My first round I had it with steroids, and well, the steroids made me feel manic for 3 days – I didn’t sleep, I spent SO MUCH MONEY online shopping, my face was bright red and burning hot and I couldn’t stop eating biscuits – then I completely crashed and couldn’t leave the sofa for 3 days so I had to have the week off work. It took me another week to feel completely normal. By that time the random 3am purchases had stopped showing up at the house too, which was handy!
But one of the worrying side effects of Enhertu is a cough (it can cause lung issues) and it just so happened that I managed to get a bad cough the week of treatment so I spent a while panicing that the side effects that should take a few months to appear had popped up within a week. Que another trip to the hospital to get myself checked out.
Round two was a couple of weeks ago, and this time I went without steroids. I couldn’t face another week with the after effects of them, my bank account definitely couldn’t handle another weekend on them, and I really couldn’t have another week off work recovering from treatment either.
It was a totally different experience, and one I’ll take over the first steroid-y experience. But without the steroids, there was a level of nausea that lasted for about 8 days – 8 days of feeling a permanent level of sickness is not the one. And some pretty intense fatigue for the first few days – which meant a few days of laying on the sofa, being shouted at by the dogs for not playing with them and playing the cancer card when I need a snack.

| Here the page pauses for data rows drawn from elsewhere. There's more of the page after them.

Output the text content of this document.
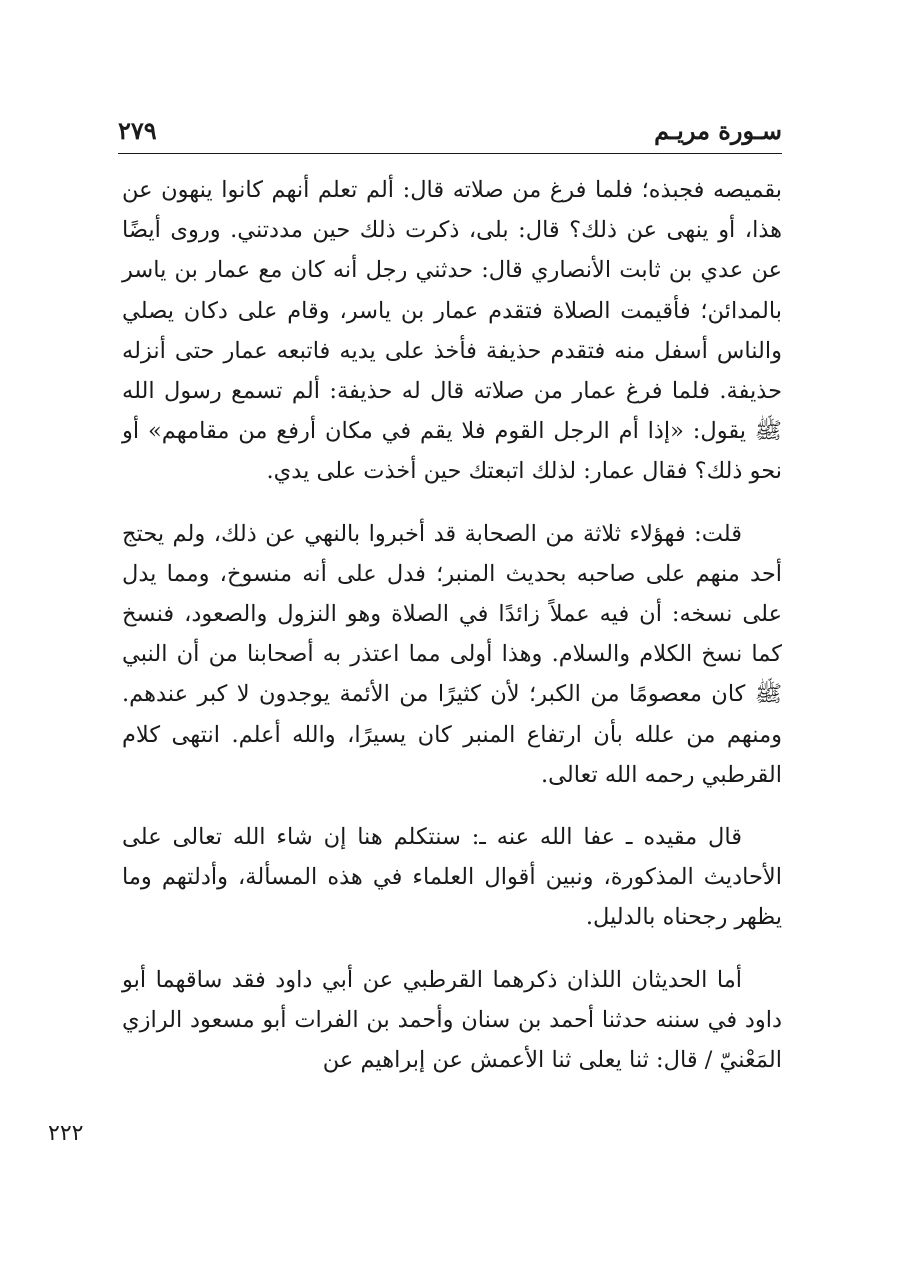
سـورة مريـم
٢٧٩

بقميصه فجبذه؛ فلما فرغ من صلاته قال: ألم تعلم أنهم كانوا ينهون عن هذا، أو ينهى عن ذلك؟ قال: بلى، ذكرت ذلك حين مددتني. وروى أيضًا عن عدي بن ثابت الأنصاري قال: حدثني رجل أنه كان مع عمار بن ياسر بالمدائن؛ فأقيمت الصلاة فتقدم عمار بن ياسر، وقام على دكان يصلي والناس أسفل منه فتقدم حذيفة فأخذ على يديه فاتبعه عمار حتى أنزله حذيفة. فلما فرغ عمار من صلاته قال له حذيفة: ألم تسمع رسول الله ﷺ يقول: «إذا أم الرجل القوم فلا يقم في مكان أرفع من مقامهم» أو نحو ذلك؟ فقال عمار: لذلك اتبعتك حين أخذت على يدي.

قلت: فهؤلاء ثلاثة من الصحابة قد أخبروا بالنهي عن ذلك، ولم يحتج أحد منهم على صاحبه بحديث المنبر؛ فدل على أنه منسوخ، ومما يدل على نسخه: أن فيه عملاً زائدًا في الصلاة وهو النزول والصعود، فنسخ كما نسخ الكلام والسلام. وهذا أولى مما اعتذر به أصحابنا من أن النبي ﷺ كان معصومًا من الكبر؛ لأن كثيرًا من الأئمة يوجدون لا كبر عندهم. ومنهم من علله بأن ارتفاع المنبر كان يسيرًا، والله أعلم. انتهى كلام القرطبي رحمه الله تعالى.

قال مقيده ـ عفا الله عنه ـ: سنتكلم هنا إن شاء الله تعالى على الأحاديث المذكورة، ونبين أقوال العلماء في هذه المسألة، وأدلتهم وما يظهر رجحناه بالدليل.

أما الحديثان اللذان ذكرهما القرطبي عن أبي داود فقد ساقهما أبو داود في سننه حدثنا أحمد بن سنان وأحمد بن الفرات أبو مسعود الرازي المَعْنيّ / قال: ثنا يعلى ثنا الأعمش عن إبراهيم عن

٢٢٢
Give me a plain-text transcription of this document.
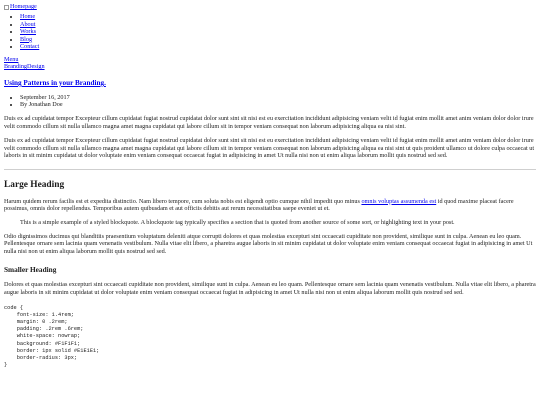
Homepage
• Home
• About
• Works
• Blog
• Contact
Menu
BrandingDesign
Using Patterns in your Branding.
• September 16, 2017
• By Jonathan Doe

Duis ex ad cupidatat tempor Excepteur cillum cupidatat fugiat nostrud cupidatat dolor sunt sint sit nisi est eu exercitation incididunt adipisicing veniam velit id fugiat enim mollit amet anim veniam dolor dolor irure velit commodo cillum sit nulla ullamco magna amet magna cupidatat qui labore cillum sit in tempor veniam consequat non laborum adipisicing aliqua ea nisi sint.

Duis ex ad cupidatat tempor Excepteur cillum cupidatat fugiat nostrud cupidatat dolor sunt sint sit nisi est eu exercitation incididunt adipisicing veniam velit id fugiat enim mollit amet anim veniam dolor dolor irure velit commodo cillum sit nulla ullamco magna amet magna cupidatat qui labore cillum sit in tempor veniam consequat non laborum adipisicing aliqua ea nisi sint ut quis proident ullamco ut dolore culpa occaecat ut laboris in sit minim cupidatat ut dolor voluptate enim veniam consequat occaecat fugiat in adipisicing in amet Ut nulla nisi non ut enim aliqua laborum mollit quis nostrud sed sed.

Large Heading

Harum quidem rerum facilis est et expedita distinctio. Nam libero tempore, cum soluta nobis est eligendi optio cumque nihil impedit quo minus omnis voluptas assumenda est id quod maxime placeat facere possimus, omnis dolor repellendus. Temporibus autem quibusdam et aut officiis debitis aut rerum necessitatibus saepe eveniet ut et.

This is a simple example of a styled blockquote. A blockquote tag typically specifies a section that is quoted from another source of some sort, or highlighting text in your post.

Odio dignissimos ducimus qui blanditiis praesentium voluptatum deleniti atque corrupti dolores et quas molestias excepturi sint occaecati cupiditate non provident, similique sunt in culpa. Aenean eu leo quam. Pellentesque ornare sem lacinia quam venenatis vestibulum. Nulla vitae elit libero, a pharetra augue laboris in sit minim cupidatat ut dolor voluptate enim veniam consequat occaecat fugiat in adipisicing in amet Ut nulla nisi non ut enim aliqua laborum mollit quis nostrud sed sed.

Smaller Heading

Dolores et quas molestias excepturi sint occaecati cupiditate non provident, similique sunt in culpa. Aenean eu leo quam. Pellentesque ornare sem lacinia quam venenatis vestibulum. Nulla vitae elit libero, a pharetra augue laboris in sit minim cupidatat ut dolor voluptate enim veniam consequat occaecat fugiat in adipisicing in amet Ut nulla nisi non ut enim aliqua laborum mollit quis nostrud sed sed.

code {
font-size: 1.4rem;
margin: 0 .2rem;
padding: .2rem .6rem;
white-space: nowrap;
background: #F1F1F1;
border: 1px solid #E1E1E1;
border-radius: 3px;
}
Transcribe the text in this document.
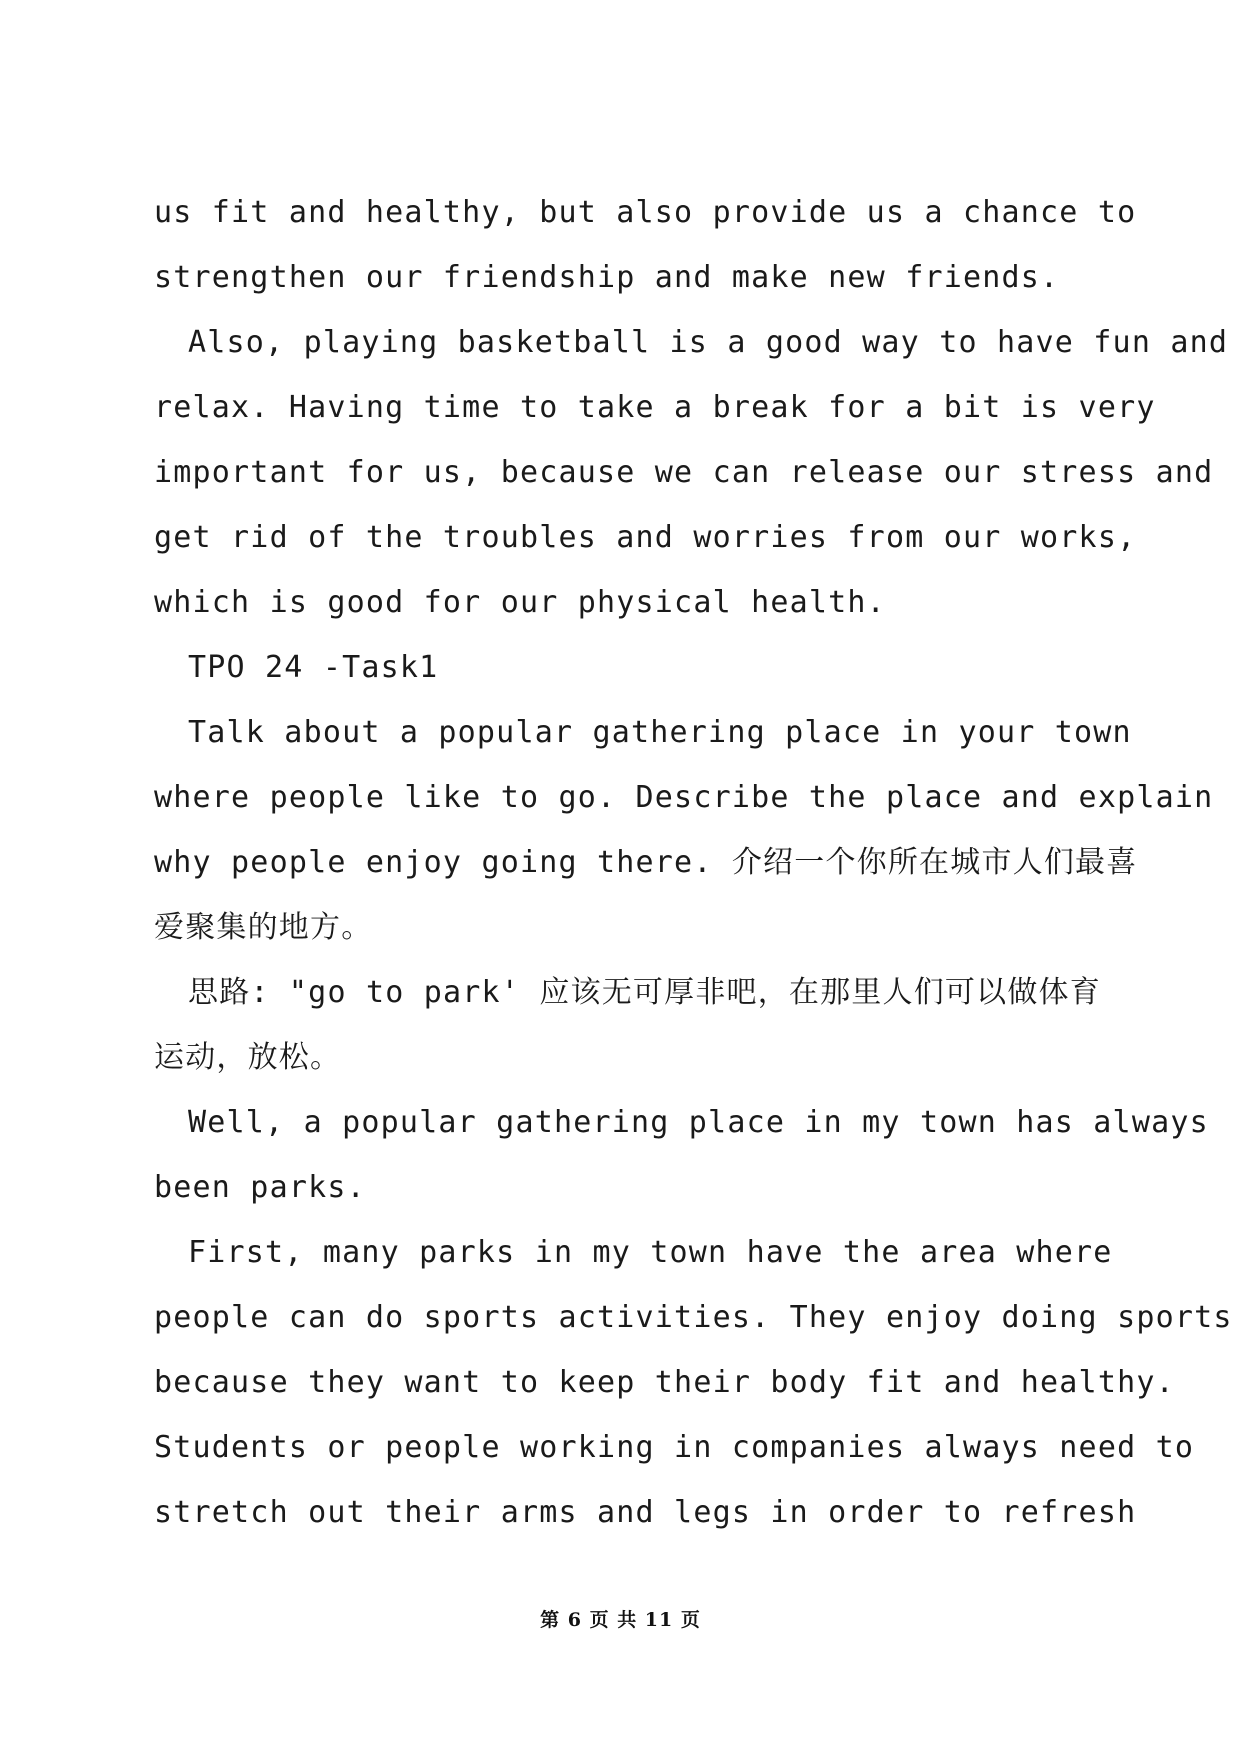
us fit and healthy, but also provide us a chance to
strengthen our friendship and make new friends.
Also, playing basketball is a good way to have fun and
relax. Having time to take a break for a bit is very
important for us, because we can release our stress and
get rid of the troubles and worries from our works,
which is good for our physical health.
TPO 24 -Task1
Talk about a popular gathering place in your town
where people like to go. Describe the place and explain
why people enjoy going there. 介绍一个你所在城市人们最喜
爱聚集的地方。
思路: "go to park' 应该无可厚非吧，在那里人们可以做体育
运动，放松。
Well, a popular gathering place in my town has always
been parks.
First, many parks in my town have the area where
people can do sports activities. They enjoy doing sports
because they want to keep their body fit and healthy.
Students or people working in companies always need to
stretch out their arms and legs in order to refresh
第 6 页 共 11 页
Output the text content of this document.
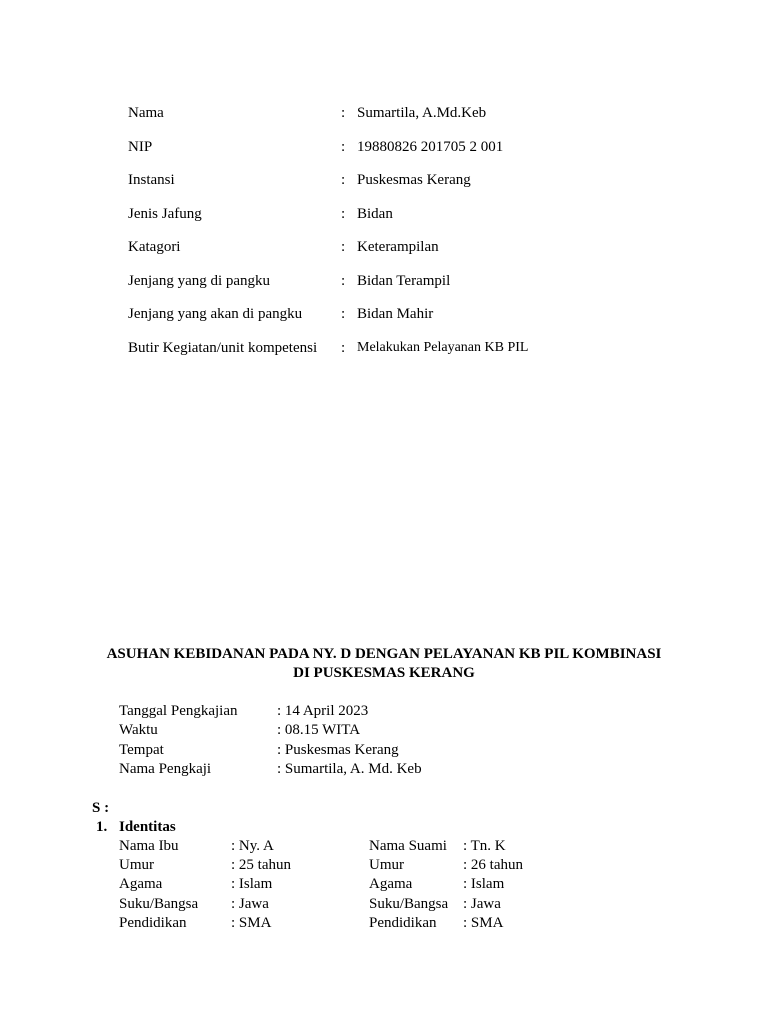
Nama	: Sumartila, A.Md.Keb
NIP	: 19880826 201705 2 001
Instansi	: Puskesmas Kerang
Jenis Jafung	: Bidan
Katagori	: Keterampilan
Jenjang yang di pangku	: Bidan Terampil
Jenjang yang akan di pangku	: Bidan Mahir
Butir Kegiatan/unit kompetensi : Melakukan Pelayanan KB PIL
ASUHAN KEBIDANAN PADA NY. D DENGAN PELAYANAN KB PIL KOMBINASI
DI PUSKESMAS KERANG
Tanggal Pengkajian	: 14 April 2023
Waktu	: 08.15 WITA
Tempat	: Puskesmas Kerang
Nama Pengkaji	: Sumartila, A. Md. Keb
S :
1. Identitas
Nama Ibu	: Ny. A	Nama Suami : Tn. K
Umur	: 25 tahun	Umur	: 26 tahun
Agama	: Islam	Agama	: Islam
Suku/Bangsa : Jawa	Suku/Bangsa : Jawa
Pendidikan	: SMA	Pendidikan : SMA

Like I said, all I can hope for is that Enhertu is doing the magic it is currently famed for. I wish I’d have saved the tweet where oncologists at a conference stood up and clapped at a graph of Enhertu vs Kadcyla. But in lieu of that I’ll leave you with this screenshot from a report from BreastCancer.org
If nothing else, that sounds positive doesn’t it. I only got 11 months out of kadcyla and herceptin, and so if the 12month survival rate for people with MBC is 94% then we have to have hope!
But honestly, if you’re interested in finding out more about Enhertu, I’d suggest having a read of that document – it’s not TOO medical, and it compares the treatment to the last drug I was on so it should give you an idea of how it works.
It’s 2023 and I’ve been on Enhertu for almost a year now. I can’t find many blogs about it. I hope you are well.
hi
I’ve been on Enhertu since July this year
After the first 2 cycles I was hesitant about continuing. high dose steroids sent me crazy. my body was exhausted by day 3.
the nausea was awful too. so they dropped Enhertu down to half dose and lowered the steroid dose too. now each cycle is much better tolerated.
why they start people on high dose )maximum tolerated dose) Enhertu is plain stupid in my eyes. the US movement to encourage patient centred dosing is long overdue here in the UK.
I’m expecting at least a year progression free on this drug.
Great to find a blog about this treatment. I had my 1st dose a week ago & I’ve had it pretty good compared to some of you guys. My main problem is the fatigue! I’ve found it difficult to stay upright for more than 3 hours. I’ve always kept myself busy but now I can only manage 10 mins of activity without having to sit down.
Does anyone know if this improves over time? Does your body adjust.